Dante'nin büyük dehası bu büyük insan arzusunu hissetti, açıkça ilk önce kendi üzerinde denedi ve kendini en güzel şarkıya başladığında bulduğunda, ancak en soyut, yani Cennet gibi görünebilir, zaten şan dikti burada ve şimdi insan gerçekliğinin içinde. Böylece Cennetin ilk şarkısı başlar:

Her şeyi hareket ettiren onun ihtişamı

evren için nüfuz eder ve parlar

daha fazla ve daha az başka bir yerde.

Sadece saf şiir mi?

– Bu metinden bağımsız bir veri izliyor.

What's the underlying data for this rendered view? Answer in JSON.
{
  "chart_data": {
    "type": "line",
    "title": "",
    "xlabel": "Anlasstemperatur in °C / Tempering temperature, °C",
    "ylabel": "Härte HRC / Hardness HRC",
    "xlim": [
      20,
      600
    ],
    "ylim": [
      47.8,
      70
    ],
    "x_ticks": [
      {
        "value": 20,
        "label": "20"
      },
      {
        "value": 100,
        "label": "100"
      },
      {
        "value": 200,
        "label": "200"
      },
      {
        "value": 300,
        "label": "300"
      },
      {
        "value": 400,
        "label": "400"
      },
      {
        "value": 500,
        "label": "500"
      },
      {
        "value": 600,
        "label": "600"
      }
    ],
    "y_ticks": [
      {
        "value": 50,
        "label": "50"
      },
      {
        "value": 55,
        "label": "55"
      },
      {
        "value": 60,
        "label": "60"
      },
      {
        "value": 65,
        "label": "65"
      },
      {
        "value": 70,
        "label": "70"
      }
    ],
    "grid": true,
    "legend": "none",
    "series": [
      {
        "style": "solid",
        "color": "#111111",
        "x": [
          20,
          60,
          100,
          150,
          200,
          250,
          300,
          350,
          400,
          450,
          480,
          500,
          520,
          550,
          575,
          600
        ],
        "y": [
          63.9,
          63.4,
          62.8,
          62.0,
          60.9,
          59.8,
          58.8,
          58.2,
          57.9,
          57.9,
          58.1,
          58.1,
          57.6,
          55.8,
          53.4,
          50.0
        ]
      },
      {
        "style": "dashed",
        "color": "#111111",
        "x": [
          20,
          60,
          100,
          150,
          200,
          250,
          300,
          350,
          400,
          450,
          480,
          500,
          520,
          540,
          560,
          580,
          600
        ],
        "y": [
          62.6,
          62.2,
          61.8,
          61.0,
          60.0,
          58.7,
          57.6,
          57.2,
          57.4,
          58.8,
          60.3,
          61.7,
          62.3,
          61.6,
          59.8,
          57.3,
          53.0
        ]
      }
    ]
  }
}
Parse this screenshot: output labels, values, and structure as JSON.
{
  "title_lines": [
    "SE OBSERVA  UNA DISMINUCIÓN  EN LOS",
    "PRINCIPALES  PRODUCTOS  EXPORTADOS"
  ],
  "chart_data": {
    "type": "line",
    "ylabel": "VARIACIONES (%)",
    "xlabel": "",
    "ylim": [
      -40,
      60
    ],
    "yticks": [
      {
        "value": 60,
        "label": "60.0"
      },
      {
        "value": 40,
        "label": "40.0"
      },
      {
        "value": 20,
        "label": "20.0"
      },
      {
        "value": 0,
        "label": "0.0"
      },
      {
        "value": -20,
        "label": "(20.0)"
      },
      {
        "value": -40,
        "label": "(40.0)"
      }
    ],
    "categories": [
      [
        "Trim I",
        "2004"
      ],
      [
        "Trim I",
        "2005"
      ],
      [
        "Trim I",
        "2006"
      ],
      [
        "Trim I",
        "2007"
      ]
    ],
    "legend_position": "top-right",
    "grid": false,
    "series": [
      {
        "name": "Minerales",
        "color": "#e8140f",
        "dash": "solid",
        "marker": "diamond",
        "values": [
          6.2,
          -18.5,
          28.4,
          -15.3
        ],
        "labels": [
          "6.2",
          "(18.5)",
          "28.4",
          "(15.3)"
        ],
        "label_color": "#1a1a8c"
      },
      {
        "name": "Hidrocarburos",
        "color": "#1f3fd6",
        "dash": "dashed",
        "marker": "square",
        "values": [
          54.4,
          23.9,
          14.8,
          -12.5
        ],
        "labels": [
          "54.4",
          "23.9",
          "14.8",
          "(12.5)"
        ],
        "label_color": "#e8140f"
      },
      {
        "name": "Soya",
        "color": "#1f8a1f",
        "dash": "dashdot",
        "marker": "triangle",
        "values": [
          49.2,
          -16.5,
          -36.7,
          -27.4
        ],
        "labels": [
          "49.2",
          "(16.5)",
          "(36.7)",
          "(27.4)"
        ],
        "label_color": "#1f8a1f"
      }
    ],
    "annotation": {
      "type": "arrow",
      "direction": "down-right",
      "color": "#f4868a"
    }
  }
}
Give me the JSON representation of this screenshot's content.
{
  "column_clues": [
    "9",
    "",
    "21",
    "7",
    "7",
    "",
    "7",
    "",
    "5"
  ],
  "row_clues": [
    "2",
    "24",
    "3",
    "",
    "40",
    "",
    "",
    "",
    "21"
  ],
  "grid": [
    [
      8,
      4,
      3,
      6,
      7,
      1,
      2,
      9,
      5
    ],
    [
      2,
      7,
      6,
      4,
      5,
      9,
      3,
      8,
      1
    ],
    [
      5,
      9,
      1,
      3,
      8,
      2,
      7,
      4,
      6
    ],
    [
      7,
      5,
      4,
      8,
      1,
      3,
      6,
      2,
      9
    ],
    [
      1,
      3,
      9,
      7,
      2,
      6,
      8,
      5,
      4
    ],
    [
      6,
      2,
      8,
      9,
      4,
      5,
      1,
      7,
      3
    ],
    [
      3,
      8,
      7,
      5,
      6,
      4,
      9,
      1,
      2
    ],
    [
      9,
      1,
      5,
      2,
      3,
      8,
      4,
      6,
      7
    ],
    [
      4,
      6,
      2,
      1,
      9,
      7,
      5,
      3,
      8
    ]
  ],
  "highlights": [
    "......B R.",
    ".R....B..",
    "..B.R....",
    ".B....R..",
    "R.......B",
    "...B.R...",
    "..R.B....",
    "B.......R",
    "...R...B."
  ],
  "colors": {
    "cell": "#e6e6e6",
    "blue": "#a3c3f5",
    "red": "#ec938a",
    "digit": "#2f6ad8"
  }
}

Tuhaf kelimeler mi? Bu ne demekti? Bizi uzayın her parçasına gerçek araştırmacıların gözüyle bakmaya davet etmek istiyordu: Tanrı'nın yüceliği - öbür dünyada yaşayacağımız - zaten bu evrenin gerçekliğine gömülmüş; saf ve çok açık bir şekilde değil - kısmen başka bir yerde - henüz var ve kim çağırıyor. Bazı heyecan verici doğal gözlükler karşısında deneyimlediğimiz şaşkınlık sadece duygusal ve yüzeysel bir hareket değil, aynı zamanda Tanrı'nın yaratılışında ektiği daveti kesinlikle kabul etmektir. Varlığın karmaşık dokusunun arkasında bir tasarım ve amaç olduğunu hatırlatmak için dikkatimizi çekiyor. Merak, bu anlamda, umutsuzluğa karşı bir müttefiktir.